В 6-7 % случаев у больных циррозом печени развивается правосторонний гидроторакс.

Патогенез (что происходит?) во время Отечно-асцитического синдрома:

Патогенез асцита у больных циррозом печени является многофакторным. Портальная гипертензия и связанный с ней застой в системе воротной вены являются пусковыми факторами развития асцита. Кроме того, развитию асцита способствует каскад нейрогормональных, гемодинамических и вводно-электролитных сдвигов. В настоящее время патогенез асцита рассматривается как индивидуальное сочетание многочисленных патогенетических факторов прогрессирования основного патологического процесса, которые условно разделены на местные (регионарные) и общие (системные).

К местным регионарным факторам относятся повышение печеночного сосудистого сопротивления вследствие взаимодействия комплекса органических и функциональных нарушений. По преимущественной локализации поражения при ХЗП можно выделить преси-нусоидальный, синусоидальный и постсинусоидальный уровни блока. В зависимости от обратимости изменений выделяют необратимые, или органические, поражения и потенциально обратимые, или функциональные, изменения.

Внутрипеченочный блок оттока приводит к усиленному лимфообразованию. При этом лимфа может просачиваться через лимфатические сосуды глиссоновой капсулы прямо в брюшную полость или поступать в области ворот печени в грудной лимфатический проток. В результате развивающегося лимфатического застоя происходит пропотевание жидкости в брюшную полость.

Одним из важных моментов патогенеза асцита является накопление у больных в циркулирующей крови нерасщепленных эндогенных вазодилататоров (глюкагон и др.), способствующих расширению мелких периферических артерий, а также открытию артериовенозных шунтов в органах и тканях, что помогает снижению кровенаполнения артерий, увеличению сердечного выброса, гиперволемии, повышению скорости портального кровотока и портальной гипертензии. Кроме того, следует помнить, что накопление асцитической жидкости сопровождается снижением эффективного кровотока в результате депонирования значительной части объема плазмы в сосудах брюшной полости. Эффект вазодилататоров повышается на фоне недостатка синтеза оксида азота, что способствует усилению вазоконстрикции в синусоидах и мелких разветвлениях воротной вены.

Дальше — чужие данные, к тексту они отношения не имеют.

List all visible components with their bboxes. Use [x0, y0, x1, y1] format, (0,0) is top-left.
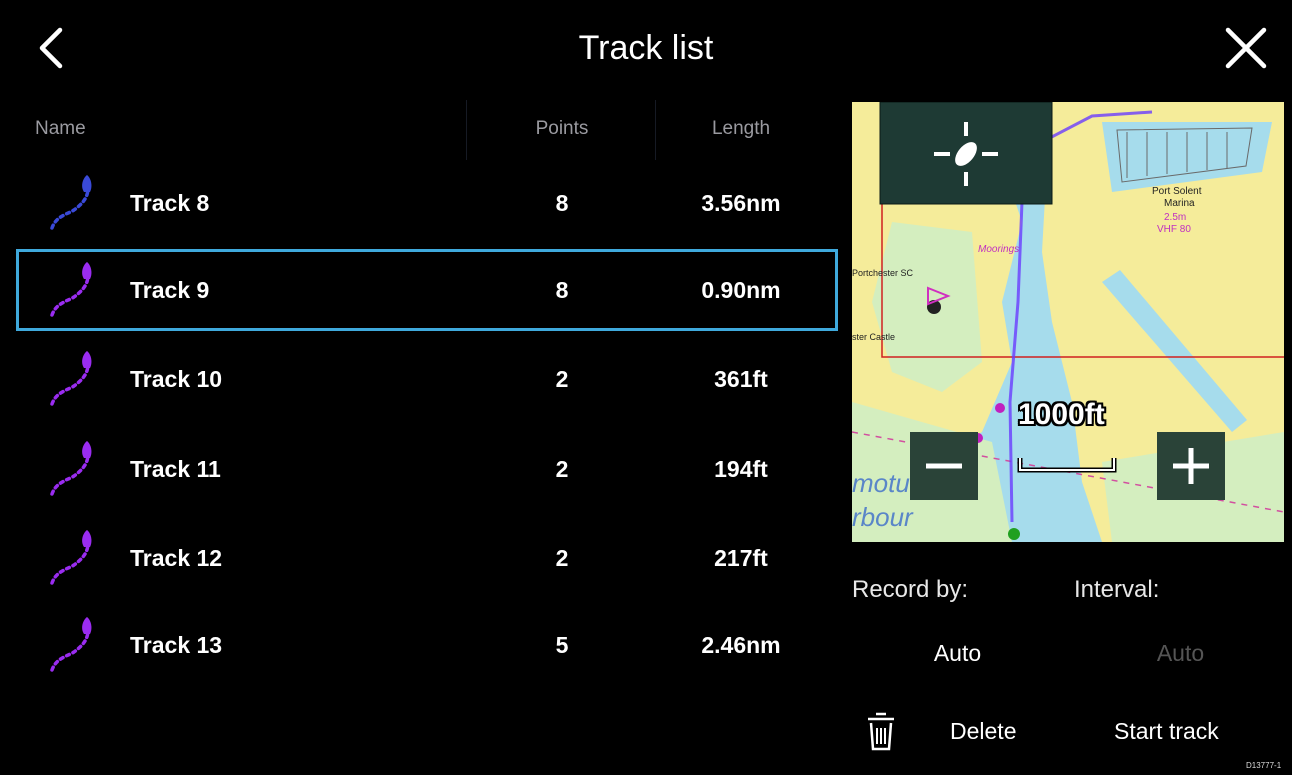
track-length: 3.56nm [701, 190, 781, 216]
track-name: Track 9 [130, 277, 210, 303]
zoom-in-button[interactable] [1157, 432, 1225, 500]
track-icon [50, 441, 92, 496]
map-label: VHF 80 [1157, 224, 1191, 235]
map-label: Portchester SC [852, 268, 914, 278]
track-icon [50, 617, 92, 672]
track-length: 217ft [714, 545, 768, 571]
column-divider [655, 100, 656, 160]
track-row[interactable]: Track 10 2 361ft [16, 338, 838, 420]
delete-button[interactable]: Delete [950, 718, 1016, 745]
track-row[interactable]: Track 11 2 194ft [16, 428, 838, 510]
start-track-button[interactable]: Start track [1114, 718, 1219, 745]
column-divider [466, 100, 467, 160]
track-row[interactable]: Track 13 5 2.46nm [16, 604, 838, 686]
document-id: D13777-1 [1246, 761, 1282, 770]
column-header-name[interactable]: Name [35, 118, 86, 140]
map-label: Marina [1164, 198, 1195, 209]
map-label: Moorings [978, 244, 1019, 255]
track-icon [50, 530, 92, 585]
interval-label: Interval: [1074, 576, 1160, 603]
track-row-selected[interactable]: Track 9 8 0.90nm [16, 249, 838, 331]
track-length: 361ft [714, 366, 768, 392]
track-length: 194ft [714, 456, 768, 482]
column-header-length[interactable]: Length [676, 118, 806, 140]
track-points: 8 [555, 277, 569, 303]
trash-icon[interactable] [866, 710, 896, 752]
track-length: 0.90nm [701, 277, 781, 303]
close-icon[interactable] [1222, 24, 1270, 72]
map-label: rbour [852, 502, 914, 532]
track-name: Track 10 [130, 366, 223, 392]
minus-icon [926, 463, 962, 469]
plus-icon [1173, 448, 1209, 484]
map-label: Port Solent [1152, 186, 1202, 197]
track-name: Track 12 [130, 545, 223, 571]
track-icon [50, 351, 92, 406]
column-header-points[interactable]: Points [516, 118, 608, 140]
track-points: 5 [555, 632, 569, 658]
record-by-value[interactable]: Auto [905, 640, 1010, 667]
track-length: 2.46nm [701, 632, 781, 658]
zoom-out-button[interactable] [910, 432, 978, 500]
track-points: 2 [555, 545, 569, 571]
track-points: 8 [555, 190, 569, 216]
record-by-label: Record by: [852, 576, 969, 603]
page-title: Track list [578, 29, 714, 67]
track-row[interactable]: Track 8 8 3.56nm [16, 162, 838, 244]
track-icon [50, 262, 92, 317]
track-icon [50, 175, 92, 230]
track-points: 2 [555, 456, 569, 482]
track-row[interactable]: Track 12 2 217ft [16, 517, 838, 599]
track-name: Track 13 [130, 632, 223, 658]
track-name: Track 8 [130, 190, 210, 216]
track-name: Track 11 [130, 456, 221, 482]
track-points: 2 [555, 366, 569, 392]
map-label: ster Castle [852, 332, 895, 342]
map-label: 2.5m [1164, 212, 1186, 223]
map-scale-label: 1000ft [1018, 398, 1105, 431]
interval-value: Auto [1156, 640, 1205, 666]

Аналогичным образом действует значительная гиперпродукция эндотелинов набухшими эндотелиоцитами.

Установлено, что асцит в первую очередь формируется внутрипеченочно, внутри печеночных синусоидов. Стенки эндотелиальной выстилки синусоидов имеют относительно большие поры-финестры, необходимые для обеспечения легкого доступа плазмы к гепатоцитам в пространстве Диссе. В перипортальной области имеются выстланные эндотелием, слепо начинающиеся лимфатические капилляры, благодаря чему жидкость из пространства Диссе может попасть в лимфатические капилляры, проходя эндотелиальную стенку. При формировании блока оттока из печени возникает синусоидальная гипертензия. В соответствии с законом Старлинга, повышение синусоидального давления является фактором, усиливающим проникновение элементов плазмы через стенку синусоида в перисинусоидальное пространство Диссе, а затем в лимфатические сосуды, которые компенсируют синусоидальную гипертензию за счет возрастания оттока лимфы из печени.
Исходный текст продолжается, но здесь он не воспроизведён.